Very few of us can say that we lived a blissful childhood. As adults sorting through the wreckage of our formative years, we blame our parents, our teachers, our friends, and our enemies for setting us up for failure, low self-esteem, and drug addiction. The list of emotional ailments can go on forever.

One of the key concepts we learn early on in our Kabbalah studies is we live in a world of cause and effect - the Light is the cause, and we are the effect. We are here on this earth as vessels trying to become more like the Light. But being in the state of blame is being the effect. The question at hand is: how can we transform those marring childhood experiences into causes for the revelation of Light?

Rav Isaac Luria (The Ari), one of the greatest kabbalists of the 15th century, wrote that we literally choose our parents. Difficult as it is to believe, our souls gaze down from the heavens watching for the perfect moment of conception.

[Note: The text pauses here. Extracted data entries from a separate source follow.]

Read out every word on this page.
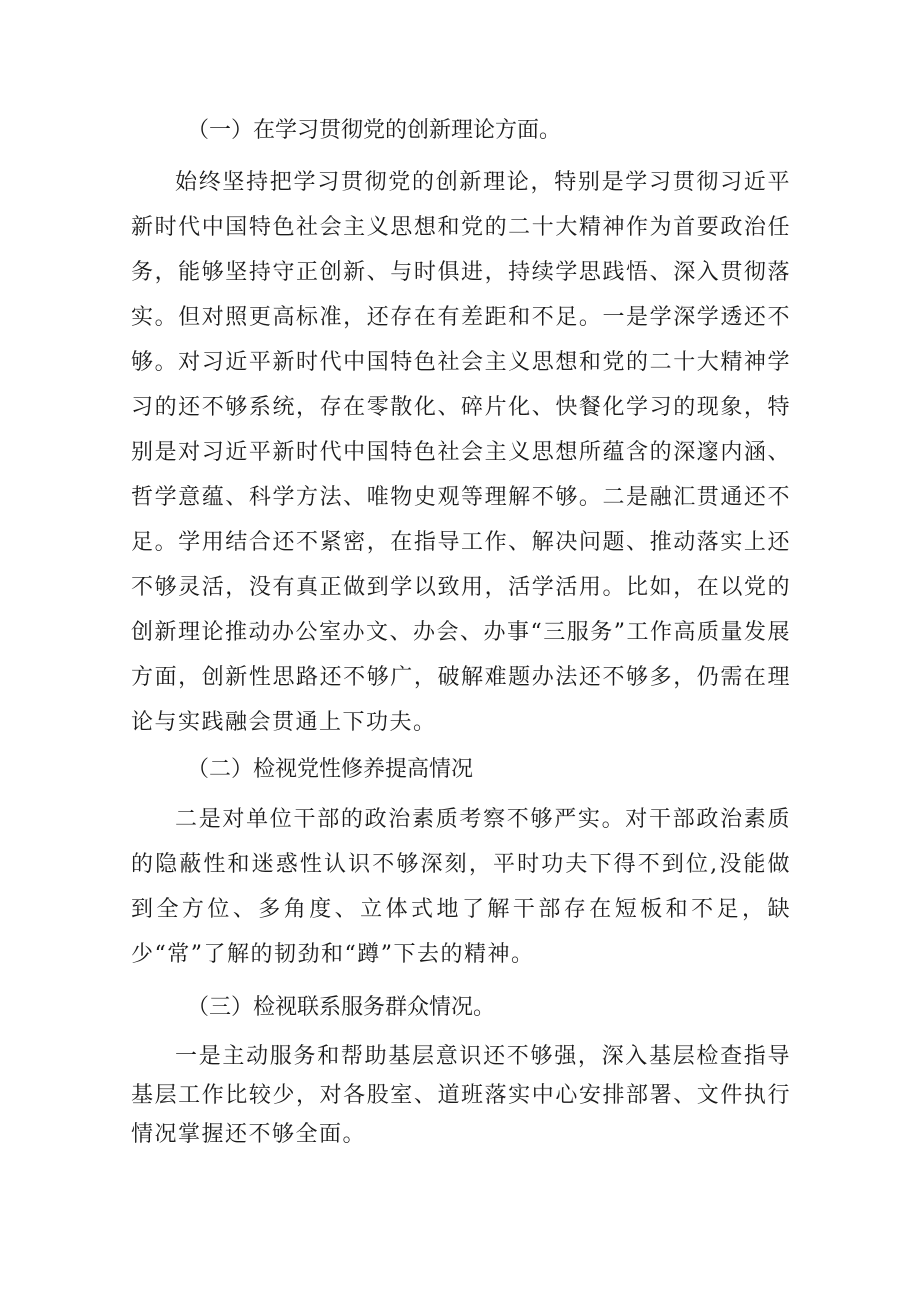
（一）在学习贯彻党的创新理论方面。

始终坚持把学习贯彻党的创新理论，特别是学习贯彻习近平新时代中国特色社会主义思想和党的二十大精神作为首要政治任务，能够坚持守正创新、与时俱进，持续学思践悟、深入贯彻落实。但对照更高标准，还存在有差距和不足。一是学深学透还不够。对习近平新时代中国特色社会主义思想和党的二十大精神学习的还不够系统，存在零散化、碎片化、快餐化学习的现象，特别是对习近平新时代中国特色社会主义思想所蕴含的深邃内涵、哲学意蕴、科学方法、唯物史观等理解不够。二是融汇贯通还不足。学用结合还不紧密，在指导工作、解决问题、推动落实上还不够灵活，没有真正做到学以致用，活学活用。比如，在以党的创新理论推动办公室办文、办会、办事“三服务”工作高质量发展方面，创新性思路还不够广，破解难题办法还不够多，仍需在理论与实践融会贯通上下功夫。

（二）检视党性修养提高情况

二是对单位干部的政治素质考察不够严实。对干部政治素质的隐蔽性和迷惑性认识不够深刻，平时功夫下得不到位,没能做到全方位、多角度、立体式地了解干部存在短板和不足，缺少“常”了解的韧劲和“蹲”下去的精神。

（三）检视联系服务群众情况。

一是主动服务和帮助基层意识还不够强，深入基层检查指导基层工作比较少，对各股室、道班落实中心安排部署、文件执行情况掌握还不够全面。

We see the movie that will play out in the household - the crazy aunt, the annoying brother, the absentee father - and we enter our mother’s womb fully knowing the childhood ahead of us.

The Ari goes on to say that our childhood experiences equip us to deal with our soul’s correction process (tikune). Each incarnation we begin, we bring with us aspects of our soul that need to be corrected. If we didn’t have the negative patterning and challenging experiences of childhood, we would never develop the characteristics, the personality traits, or the idiosyncracies that manifest as tikune in adulthood.

So we look for the perfect household that will cultivate our positive traits and talents as well as expose us to the emotional molding that enables us to tackle the issues we were incarnated to correct.

For example, a person who came to correct abandonment issues may very well be born into a home in which the father skips town. If that person didn’t experience being left behind, they would never be able to face the fact that they need to overcome the victim consciousness that has been chasing them for lifetimes. Sure, right now it might be ugly and painful, but if they could step back and watch themselves lifetime after lifetime living out the same patterns, they’d be grateful to have gone through that process and been able to rise above it - once and for all.

In other words, the whole reason we are upset and blameful is because we just can’t see the agony of missing the point, which our soul has endured lifetime after lifetime.

Any time we find ourselves playing the victim card, we need to remind ourselves that we are just pushing back the resolution, prolonging the suffering, and requiring the same song to play again and again and again…

And you know what? Our soul gets tired of hearing the same old song.